The family's report came hours after North Korea state media released video showing Newman reading an apology for alleged crimes during the Korean War and for "hostile acts'' against the state during a recent trip.
Newman, who fought in the Korean War, was taken off a plane Oct. 26 by North Korean authorities while preparing to leave after a 10-day visit.
Also Saturday, the U.S. again urged North Korea to release Newman.
National Security Council spokeswoman Caitlin Hayden says that given Newman's age and health-- he's on heart medication--North Korea should release him so he can be reunited with his family.
Newman's traveling companion, neighbor and former Stanford University professor Bob Hamrdla, was allowed to depart.
Newman's son, who lives in Southern California, has said his father wanted to return to the country where he spent three years during the war.
Here is the family's complete statement:
We received a report from the State Department today that the Ambassador of Sweden in the DPRK was permitted to visit Merrill Newman on Saturday, November 30th, at the Yanggakdo Hotel in Pyongyang.
We were very pleased to hear that the Ambassador was allowed to pay this first visit to Merrill. We want to thank the Swedish Ambassador and also express appreciation for the cooperation of the DPRK government in allowing the visit to take place. As a result of the visit, we know that Merrill is in good health. He has received the medications that we sent him and medical personnel are checking on his health several times a day. Merrill reports that he is being well treated and that the food is good. As you can imagine, we had been deeply worried about all of these things and today's consular visit has eased our concerns.
Our focus now is on getting him home quickly to join his loved ones, who miss him deeply. We are asking that the DPRK authorities take into account his health and his age and, as an act of humanitarian compassion, allow him to depart immediately for home. All of us want this ordeal to end and for the 85 year-old head of our extended family to be with us once more.
The Newman Family
North Korea state media claims Newman apologized for alleged crimes during the war and for "hostile acts'' against the North during his trip.
North Korean authorities released video showing Newman, wearing glasses, a blue button-down shirt and tan trousers, reading his alleged apology, which was dated Nov. 9 and couldn't be independently confirmed. Pyongyang has been accused of previously coercing statements from detainees. There was no way to reach Newman and determine the circumstances of the alleged confession. But it was riddled with stilted English and grammatical errors, such as "I want not punish me.''
The apology can be seen as Pyongyang taking steps needed to release Newman, said Yoo Ho-Yeol, a professor of North Korea studies at Korea University in Seoul. North Korea likely issued the confession in the form of an apology to resolve Newman's case quickly without starting legal proceedings, Yoo said.

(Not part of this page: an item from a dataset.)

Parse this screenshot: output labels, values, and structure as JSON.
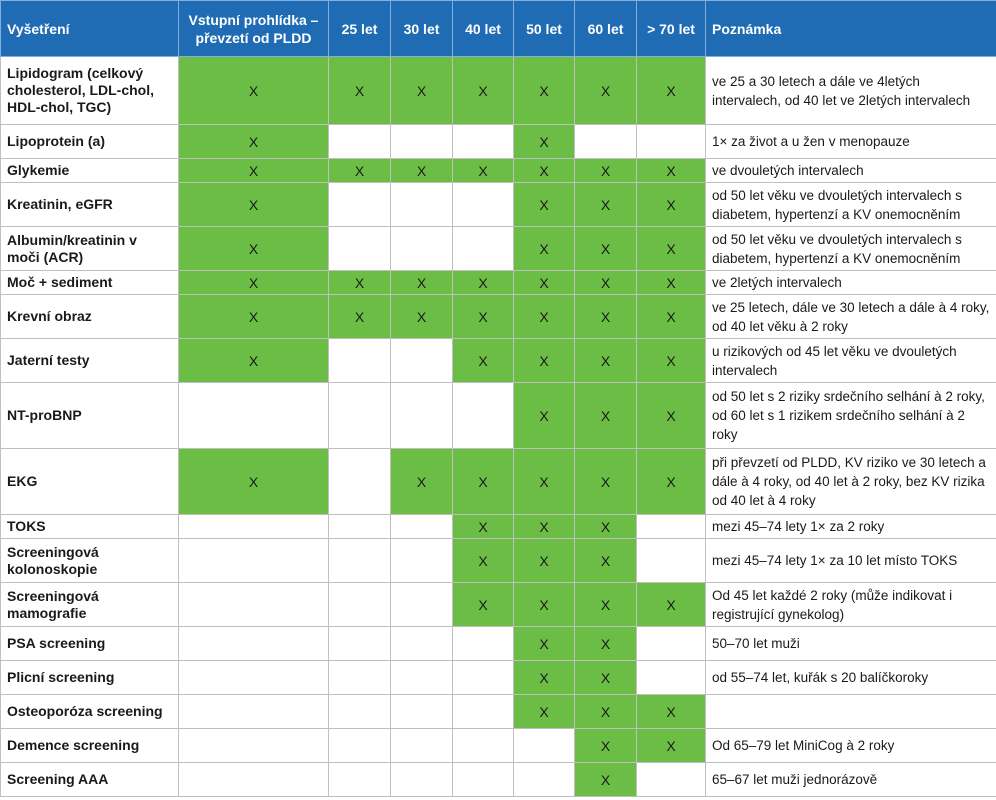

North Korea is extremely sensitive about any criticism and regularly accuses Washington and Seoul of seeking to overthrow its authoritarian system through various means _ claims the U.S. and South Korea dismiss. The State Department has repeatedly warned Americans about traveling to the country, citing the risk of arbitrary detention.
Whatever the reasons behind the detention, it could hurt impoverished North Korea's efforts to encourage a growing tourism trade seen as a rare source of much-needed foreign currency.
Tourism is picking up in North Korea, despite strong warnings from the State Department, most recently this week. Americans travel there each year, many as part of humanitarian efforts or to find long-lost relatives or to see a closed society few outsiders get to visit.